My local hospital set us an area called "Express Care" for the less serious problems like sprained ankles and colds. Keeps the ER more available for the real emergencies.

However after being an EMT for nearly 12 years, I do seem to get higher priority "handling" than the average Joe who comes in the door.

Not that I mind....


Brian
 
Well I'm sorry to hear that Witt. Now that they've pulled yer wisdom teeth, don't reckon you'll be getting any wiser now ...

tsk tsk ... :)

Not that I have any more pull than anyone else with the man upstairs, I'll put a good word in for your daughter too!
 
The next time you are in an ER and waiting and waiting and waiting...look around at all the people sitting there with you....how many of them appear to be having medical emergencies and how many of them appear to be there simply because they need a work excuse for the next day because they drank too much over the weekend....yeah, that happens a LOT.


OBIO


Actually, funny you should say that.... I know exactly what you are talking about and indeed is probably the biggest problems with waits and such.... My wife said when she was in the local ER Saturday night, there was this woman who I guess just had to be in the ER to get looked at for something... and was asking to be moved to the top of the list because she was either very sick, in a lot of pain, or something bad...and yet, she had to take a smoke break every 5 min. while she was waiting in the ER.... this meant she had to leave the waiting room and wait outside in the 30 degree weather outside and in the rain to smoke!!!!!!! every 5 min!!!!!!!!!!!!! Unbelievable!

-witt
 
The wife and daughter got home late last night... The Doc's think that these infections my daughter has been getting over the last 4 months have actually all been the same infection just going dormant for a bit, then coming back... so they have her on several antibiotics and gave us several instructions on how to keep her kidneys healthy...

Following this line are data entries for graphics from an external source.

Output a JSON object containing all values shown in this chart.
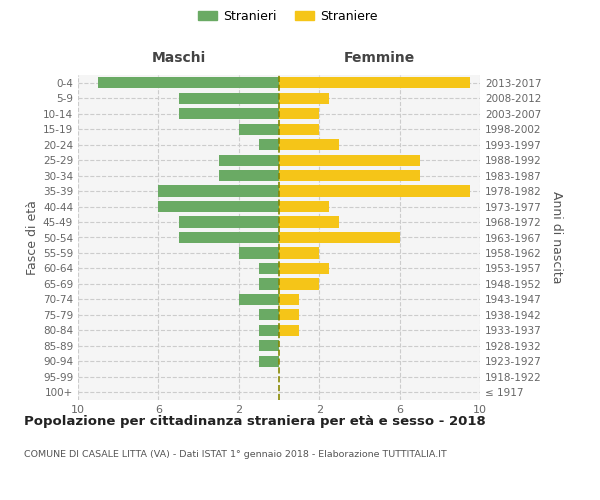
{
  "age_groups": [
    "100+",
    "95-99",
    "90-94",
    "85-89",
    "80-84",
    "75-79",
    "70-74",
    "65-69",
    "60-64",
    "55-59",
    "50-54",
    "45-49",
    "40-44",
    "35-39",
    "30-34",
    "25-29",
    "20-24",
    "15-19",
    "10-14",
    "5-9",
    "0-4"
  ],
  "birth_years": [
    "≤ 1917",
    "1918-1922",
    "1923-1927",
    "1928-1932",
    "1933-1937",
    "1938-1942",
    "1943-1947",
    "1948-1952",
    "1953-1957",
    "1958-1962",
    "1963-1967",
    "1968-1972",
    "1973-1977",
    "1978-1982",
    "1983-1987",
    "1988-1992",
    "1993-1997",
    "1998-2002",
    "2003-2007",
    "2008-2012",
    "2013-2017"
  ],
  "maschi": [
    0,
    0,
    1,
    1,
    1,
    1,
    2,
    1,
    1,
    2,
    5,
    5,
    6,
    6,
    3,
    3,
    1,
    2,
    5,
    5,
    9
  ],
  "femmine": [
    0,
    0,
    0,
    0,
    1,
    1,
    1,
    2,
    2.5,
    2,
    6,
    3,
    2.5,
    9.5,
    7,
    7,
    3,
    2,
    2,
    2.5,
    9.5
  ],
  "maschi_color": "#6aaa64",
  "femmine_color": "#f5c518",
  "center_line_color": "#888800",
  "grid_color": "#cccccc",
  "bg_color": "#f5f5f5",
  "xlim": 10,
  "title": "Popolazione per cittadinanza straniera per età e sesso - 2018",
  "subtitle": "COMUNE DI CASALE LITTA (VA) - Dati ISTAT 1° gennaio 2018 - Elaborazione TUTTITALIA.IT",
  "ylabel_left": "Fasce di età",
  "ylabel_right": "Anni di nascita",
  "header_maschi": "Maschi",
  "header_femmine": "Femmine",
  "legend_stranieri": "Stranieri",
  "legend_straniere": "Straniere"
}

The giant holes in my jaw where my wisdom teeth once were are both disgusting looking, and painful still... still no solid foods yet as it is just too painful... lots of tomato soup and mashed potatoes... oh and ice cream!!!

Thanks for all the well wishes.... its really tough being a parent... I just don't know how all you older parents make it....it is certainly the biggest challenge in life.... but its a fun one...

-witt


pic of the daughter in question on Christmas...
 
Thanks for all the well wishes.... its really tough being a parent... I just don't know how all you older parents make it....it is certainly the biggest challenge in life.... but its a fun one...

-witt


pic of the daughter in question on Christmas...

the rewards (of parenting) are huge, when measured with the right yardstick.
your daughter is adorable! the whole reason God gave me sons instead of daughters is because he knows they'd have me wrapped around their finger from the 1st moment.
 
Glad to hear she's doing better Witt... she sure is a cutie.

Wisom teeth can sure be a pain.... good to hear you got them out ok Witt. But I guess that's why I'm not so wise. I never had any.... thank God. They dissolved on their own and disappeared.